Release Date: March 2, 2021
BUFFALO, N.Y. — Randomized clinical trials are the undisputed gold standard for determining whether a treatment protocol is effective for a specific disease or condition.
But while seen as the best way to determine how effective a drug or vaccine is, RCTs, as they are known, aren’t designed to capture the nuances that distinguish how individual patients respond.
A recent paper in JAMA Pediatrics recommends that pediatricians and other providers explore the concept of single case, or N-of-1 experimental designs, as they are also known, the purpose of which is to apply experimental methods to caring for individual patients in challenging cases.
“It has been known for some time that there is considerable heterogeneity of treatment effects in randomized trials, with the trial capturing the average benefit, which cannot always be generalized to the individual patient,” said Leonard H. Epstein, PhD, a co-author and SUNY Distinguished Professor in the Jacobs School of Medicine and Biomedical Sciences at the University at Buffalo.
“With the emphasis on personalized or precision medicine, different designs are needed to identify the optimal treatment approach for that particular person,” said Epstein, also chief of the Division of Behavioral Medicine in the Department of Pediatrics at the Jacobs School.
First author on the paper is Karina W. Davidson, PhD, of the Center for Personalized Health of Northwell Health and of Hofstra University.

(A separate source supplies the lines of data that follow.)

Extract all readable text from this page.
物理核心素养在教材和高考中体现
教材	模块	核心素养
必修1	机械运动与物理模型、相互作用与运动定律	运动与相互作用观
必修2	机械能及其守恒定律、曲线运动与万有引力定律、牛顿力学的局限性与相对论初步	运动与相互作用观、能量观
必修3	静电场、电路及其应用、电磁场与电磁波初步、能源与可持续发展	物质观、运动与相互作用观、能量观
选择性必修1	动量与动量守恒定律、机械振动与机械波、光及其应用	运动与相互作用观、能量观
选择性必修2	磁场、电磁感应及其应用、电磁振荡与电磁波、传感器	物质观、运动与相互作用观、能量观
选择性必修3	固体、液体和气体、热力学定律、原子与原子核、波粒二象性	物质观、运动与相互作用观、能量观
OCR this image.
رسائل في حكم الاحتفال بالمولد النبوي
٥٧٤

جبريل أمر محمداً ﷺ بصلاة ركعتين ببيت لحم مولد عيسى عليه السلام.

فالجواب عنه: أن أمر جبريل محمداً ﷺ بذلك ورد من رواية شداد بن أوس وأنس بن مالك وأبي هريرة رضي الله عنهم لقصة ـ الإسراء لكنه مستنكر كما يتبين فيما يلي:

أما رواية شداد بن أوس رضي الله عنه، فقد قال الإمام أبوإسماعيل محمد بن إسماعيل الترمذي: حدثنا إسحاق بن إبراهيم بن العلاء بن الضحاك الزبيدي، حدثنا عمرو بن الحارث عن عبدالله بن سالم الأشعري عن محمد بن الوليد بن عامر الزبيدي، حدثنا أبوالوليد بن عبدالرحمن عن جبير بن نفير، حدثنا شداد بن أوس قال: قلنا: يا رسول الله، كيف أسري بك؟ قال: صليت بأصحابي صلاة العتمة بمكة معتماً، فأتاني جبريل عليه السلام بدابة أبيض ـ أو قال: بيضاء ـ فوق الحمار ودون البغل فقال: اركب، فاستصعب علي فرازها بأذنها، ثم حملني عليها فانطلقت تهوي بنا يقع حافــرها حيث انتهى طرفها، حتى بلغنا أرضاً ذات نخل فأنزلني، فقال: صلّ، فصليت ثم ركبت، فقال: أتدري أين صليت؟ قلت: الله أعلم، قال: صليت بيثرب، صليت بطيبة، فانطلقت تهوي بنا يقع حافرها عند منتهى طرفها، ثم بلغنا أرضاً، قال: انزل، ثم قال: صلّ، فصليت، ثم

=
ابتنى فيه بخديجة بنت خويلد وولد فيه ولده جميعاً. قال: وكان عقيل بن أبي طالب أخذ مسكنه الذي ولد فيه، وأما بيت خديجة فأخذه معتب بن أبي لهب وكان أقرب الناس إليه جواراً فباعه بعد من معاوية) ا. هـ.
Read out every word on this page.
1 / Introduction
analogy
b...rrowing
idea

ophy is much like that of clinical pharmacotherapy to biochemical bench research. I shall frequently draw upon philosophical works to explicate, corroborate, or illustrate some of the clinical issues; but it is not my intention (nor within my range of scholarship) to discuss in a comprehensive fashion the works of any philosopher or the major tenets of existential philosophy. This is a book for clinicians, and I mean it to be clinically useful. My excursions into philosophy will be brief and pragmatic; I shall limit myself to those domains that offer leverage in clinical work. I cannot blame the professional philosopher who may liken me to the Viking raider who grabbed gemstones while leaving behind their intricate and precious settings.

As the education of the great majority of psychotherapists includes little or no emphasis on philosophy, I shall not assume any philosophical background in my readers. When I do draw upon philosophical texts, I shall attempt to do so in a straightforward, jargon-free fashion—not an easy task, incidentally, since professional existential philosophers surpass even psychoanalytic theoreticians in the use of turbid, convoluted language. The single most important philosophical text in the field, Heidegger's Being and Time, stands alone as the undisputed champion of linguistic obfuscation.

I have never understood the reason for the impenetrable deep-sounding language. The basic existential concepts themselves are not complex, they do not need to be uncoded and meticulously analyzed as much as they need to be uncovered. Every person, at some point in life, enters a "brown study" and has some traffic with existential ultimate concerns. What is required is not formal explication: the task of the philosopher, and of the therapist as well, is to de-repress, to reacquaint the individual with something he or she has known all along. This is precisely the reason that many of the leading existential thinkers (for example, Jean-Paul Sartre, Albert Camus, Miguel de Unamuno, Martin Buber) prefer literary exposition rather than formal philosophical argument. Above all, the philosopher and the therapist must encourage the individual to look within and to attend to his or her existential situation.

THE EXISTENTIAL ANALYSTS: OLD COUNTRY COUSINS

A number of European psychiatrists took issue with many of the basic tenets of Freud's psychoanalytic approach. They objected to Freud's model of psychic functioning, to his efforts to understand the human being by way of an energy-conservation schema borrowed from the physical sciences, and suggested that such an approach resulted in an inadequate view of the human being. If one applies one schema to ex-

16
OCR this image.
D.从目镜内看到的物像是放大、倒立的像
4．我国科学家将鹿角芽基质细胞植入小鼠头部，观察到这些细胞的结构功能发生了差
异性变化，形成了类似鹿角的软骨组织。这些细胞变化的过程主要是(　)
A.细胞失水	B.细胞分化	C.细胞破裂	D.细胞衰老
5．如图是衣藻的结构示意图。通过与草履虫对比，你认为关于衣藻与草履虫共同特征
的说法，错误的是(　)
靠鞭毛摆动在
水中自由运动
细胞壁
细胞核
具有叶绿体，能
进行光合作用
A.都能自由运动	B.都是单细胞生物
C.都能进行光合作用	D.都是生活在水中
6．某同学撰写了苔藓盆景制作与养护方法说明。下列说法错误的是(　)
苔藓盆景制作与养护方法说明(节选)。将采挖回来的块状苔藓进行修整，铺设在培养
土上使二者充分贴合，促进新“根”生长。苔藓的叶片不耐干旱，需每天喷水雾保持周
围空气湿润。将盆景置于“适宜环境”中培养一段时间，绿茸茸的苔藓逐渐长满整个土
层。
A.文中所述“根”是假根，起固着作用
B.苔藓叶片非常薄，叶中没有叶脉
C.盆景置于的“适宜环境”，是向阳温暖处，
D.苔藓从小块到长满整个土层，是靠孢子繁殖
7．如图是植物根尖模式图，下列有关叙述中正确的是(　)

The paper notes that RCTs typically depend on the enrollment of hundreds of patients, usually at multiple sites, in order to have “enough statistical power” to determine if an intervention is effective. Patients must be enrolled according to strict eligibility criteria, such as age and gender, and those with certain comorbidities often are disqualified.
RCTs are also expensive to undertake and “take an extraordinary amount of time,” Epstein says, which can significantly delay the transfer of that benefit to the patient.
Single case experimental design, by contrast, can be especially useful with patients with rare diseases or who have comorbidities that would exclude them from being eligible for RCTs. These single case studies may be appropriate when implementing combination interventions, such as a behavioral and a pharmaceutical protocol. They can also be an optimal way to individualize preventive measures; for example, early signs of hypertension or prediabetes.
Benefit to the patient
Epstein explained how experimental design in personalized medicine differs from standard medical care.
“Many health care professionals attempt to take individual characteristics of their patients into account when developing a treatment plan, and they adapt the plan based on patient response to the treatment,” he said. “However, they seldom do it using experimental designs to increase confidence that the change in patient symptoms was, in fact, due to the change in the treatment plan. A personalized trial differs from a case study in the use of experimental versus observational methods.”
The paper points out that personalized trials have not yet “found a home in pediatrics” but that pediatric care could benefit from their expanded use. A hypothetical example of a combined drug and behavioral approach to attention-deficit/hyperactivity disorder (ADHD) is used to demonstrate how experimental design could potentially optimize treatment in pediatrics.
‘Time well spent’
Personalized trials can require more of a clinician’s time and resources, Epstein noted. It can also require that a practice has the ability to properly collect and organize the data involved.
“As an experimental approach, a personalized trial is more complicated than just normal treatment of a patient, as repeated measures of symptoms are needed, and treatments need to be introduced according to a plan,” he explained.
“Visual inspection of graphs and statistical analysis are used to ensure the changes were in fact due to the treatment, and the changes represent a significant improvement in the person’s condition,” he said. “It is hard to know how much more time it takes, but for a difficult case it is time well spent.”
Key distinctions between RCTs and personalized trials are that in RCTs people are randomized to a treatment or control group and a small number of measurements are made for each person. In a single case design, Epstein explained, experimental conditions are manipulated within the same person and many measurements are collected on that individual.
He added that results from several personalized trials can be incorporated into a meta-analysis to strengthen confidence in the effects of a given intervention across several patients.
Personalized trials also are being used as proof-of-concept studies that then lead to the establishment of RCTs, serving as “important steps in translating basic science into new clinical interventions,” according to the paper.
Epstein is an internationally recognized authority in the fields of childhood weight control, physical activity and family intervention who has spent 40 years conducting research relevant to the prevention and treatment of childhood obesity, including mechanisms that regulate intake and energy expenditure in children. He has been using personalized trials or single case experimental designs since he started doing research in graduate school decades ago.
Epstein has a complementary paper on use of single case designs for translational research in press at Health Psychology. He is conducting ongoing studies on using single case experimental designs to evaluate the use of weight loss interventions and continuous glucose monitors to improve glucose regulation and reduce blood glucose variability. He also has a paper in review on using single case experimental designs to improve medication adherence in people with prediabetes.
The research published in JAMA Pediatrics was supported by the National Library of Medicine and other divisions of the National Institutes of Health.
Along with Epstein and Davidson, other co-authors are Michael Silverstein, MD, of Boston University; Ken Cheung, PhD, of Columbia University; and Rocco Paluch of UB.